Al recordar a Su Menglan bailando en el bar, a Zhang Xiaofan se le secó la garganta.
Era explosivo, candente.
Estaba a la par de Ye Tongtong, quizá incluso un poquito mejor.
Parecía que era una dama por fuera, pero una chica salvaje de corazón.
—El doctor Zhang es muy amable, solo es que lo disfruto.
Naturalmente, Su Menglan se sintió complacida de que Zhang Xiaofan la elogiara.
—Señorita Su, olvidé hacerle una pregunta en el bar.
—Mencionó que sus padres estaban relacionados con el Palacio Qimen, ¿sabe mucho sobre él?
Preguntó Zhang Xiaofan.
—El Palacio Qimen es el enemigo de mi familia Su, nadie en la Ciudad Qingyun lo conoce mejor que nosotros.
Al hablar del Palacio Qimen, Su Menglan agarró el volante con fuerza y un destello de ira cruzó su delicado rostro.
Durante el trayecto, Zhang Xiaofan hizo muchas preguntas sobre el Palacio Qimen.
Su Menglan compartió todo lo que sabía.
—Doctor Zhang, nos vemos de nuevo mañana a mediodía en la conferencia.
Tras despedirse de Zhang Xiaofan con la mano, Su Menglan se marchó en el coche.
Observó cómo las luces traseras desaparecían en la distancia.
Zhang Xiaofan estaba asombrado por dentro, sospechando que Su Menglan podría ser una cultivadora.
¿Por qué solo «podría»?
Parecía que había Yuan Qi dentro de Su Menglan, pero al mismo tiempo no.
Y esa sensación fue fugaz.
Aunque no estaba seguro, Zhang Xiaofan tampoco lo descartó y decidió confiar en su intuición.

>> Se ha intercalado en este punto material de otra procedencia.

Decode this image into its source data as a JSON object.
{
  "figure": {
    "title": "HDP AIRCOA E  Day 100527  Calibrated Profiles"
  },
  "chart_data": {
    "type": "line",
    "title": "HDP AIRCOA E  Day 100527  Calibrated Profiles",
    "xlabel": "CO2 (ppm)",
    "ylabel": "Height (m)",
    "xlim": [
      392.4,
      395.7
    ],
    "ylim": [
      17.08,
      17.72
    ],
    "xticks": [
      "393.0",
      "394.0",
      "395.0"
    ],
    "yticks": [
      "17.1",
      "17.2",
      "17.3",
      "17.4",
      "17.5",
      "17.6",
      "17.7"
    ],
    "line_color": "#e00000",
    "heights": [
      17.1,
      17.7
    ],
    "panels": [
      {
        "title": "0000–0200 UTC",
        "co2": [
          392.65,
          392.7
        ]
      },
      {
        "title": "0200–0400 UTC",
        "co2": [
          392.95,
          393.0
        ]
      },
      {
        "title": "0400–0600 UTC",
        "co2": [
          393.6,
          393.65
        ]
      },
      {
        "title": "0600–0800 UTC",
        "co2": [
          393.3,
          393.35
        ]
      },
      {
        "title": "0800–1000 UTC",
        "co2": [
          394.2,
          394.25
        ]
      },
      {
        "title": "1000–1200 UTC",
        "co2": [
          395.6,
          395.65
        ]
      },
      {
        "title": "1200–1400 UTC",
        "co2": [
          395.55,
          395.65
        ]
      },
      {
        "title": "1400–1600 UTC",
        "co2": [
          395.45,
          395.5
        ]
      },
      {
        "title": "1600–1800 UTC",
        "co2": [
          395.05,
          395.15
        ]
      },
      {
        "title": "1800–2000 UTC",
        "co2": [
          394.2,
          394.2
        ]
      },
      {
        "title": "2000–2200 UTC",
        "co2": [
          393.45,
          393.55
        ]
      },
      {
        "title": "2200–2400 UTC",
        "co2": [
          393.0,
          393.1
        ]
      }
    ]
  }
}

De hecho, la intuición de Zhang Xiaofan no se equivocaba; Su Menglan era, en efecto, una cultivadora.
Pero una de nivel básico, sin Yuan Qi formado aún en su interior.
Solo una pizca de Qi.
Por eso Zhang Xiaofan solo sintió la presencia del Yuan Qi por un instante.

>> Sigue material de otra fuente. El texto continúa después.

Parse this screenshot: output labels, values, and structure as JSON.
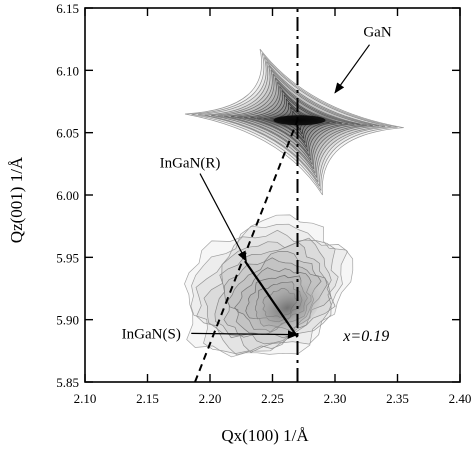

Aunque los cultivadores eran increíblemente raros, en el momento en que pensó que Su Menglan era la nieta predilecta del cabeza de la familia Su, Zhang Xiaofan sintió que tenía sentido.

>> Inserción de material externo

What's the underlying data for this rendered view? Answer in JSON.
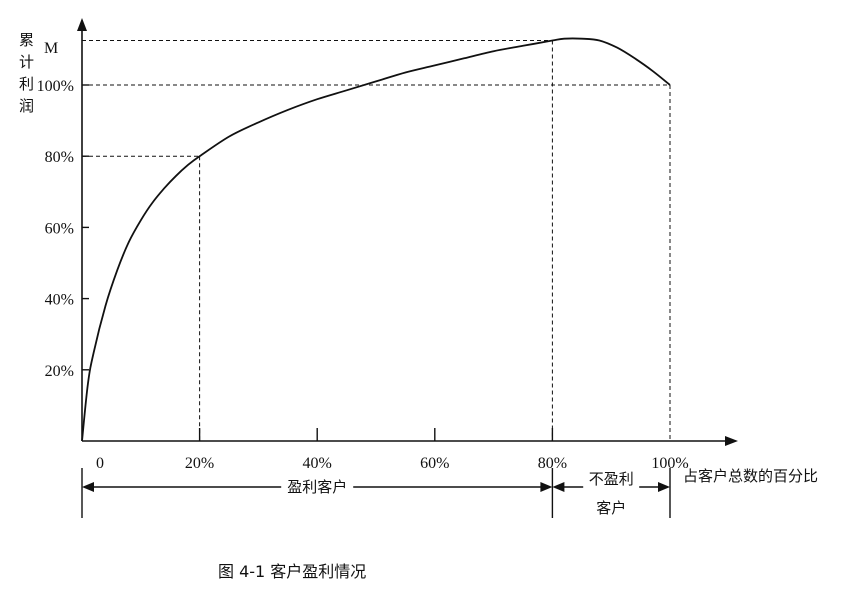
{
  "chart_data": {
    "type": "line",
    "ylabel": "累计利润",
    "y_max_label": "M",
    "xlabel": "占客户总数的百分比",
    "caption": "图 4-1  客户盈利情况",
    "x_ticks": [
      "0",
      "20%",
      "40%",
      "60%",
      "80%",
      "100%"
    ],
    "y_ticks": [
      "20%",
      "40%",
      "60%",
      "80%",
      "100%"
    ],
    "xlim": [
      0,
      100
    ],
    "ylim": [
      0,
      120
    ],
    "series": [
      {
        "x": [
          0,
          1,
          2,
          4,
          6,
          8,
          10,
          12,
          14,
          16,
          18,
          20,
          25,
          30,
          35,
          40,
          45,
          50,
          55,
          60,
          65,
          70,
          75,
          80,
          82,
          85,
          88,
          91,
          94,
          97,
          100
        ],
        "y": [
          0,
          16,
          25,
          38,
          48,
          56,
          62,
          67,
          71,
          74.5,
          77.5,
          80,
          85.5,
          89.5,
          93,
          96,
          98.5,
          101,
          103.5,
          105.5,
          107.5,
          109.5,
          111,
          112.5,
          113,
          113,
          112.5,
          110.5,
          107.5,
          104,
          100
        ]
      }
    ],
    "reference_points": [
      {
        "x": 20,
        "y": 80
      },
      {
        "x": 80,
        "y": 112.5
      },
      {
        "x": 100,
        "y": 100
      }
    ],
    "segments": [
      {
        "label": "盈利客户",
        "from": 0,
        "to": 80
      },
      {
        "label": "不盈利客户",
        "from": 80,
        "to": 100
      }
    ]
  }
}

Zhang Xiaofan regresó a la villa.
Zhou Zimei aún no se había dormido, pero su hijo Kang Kang ya estaba dormido.
Zhou Zimei no preguntó dónde había estado Zhang Xiaofan hasta tan tarde, porque sabía que no era quién para preguntar.
Solo sabía que Zhang Xiaofan debía de haber ido a encargarse de algo muy importante.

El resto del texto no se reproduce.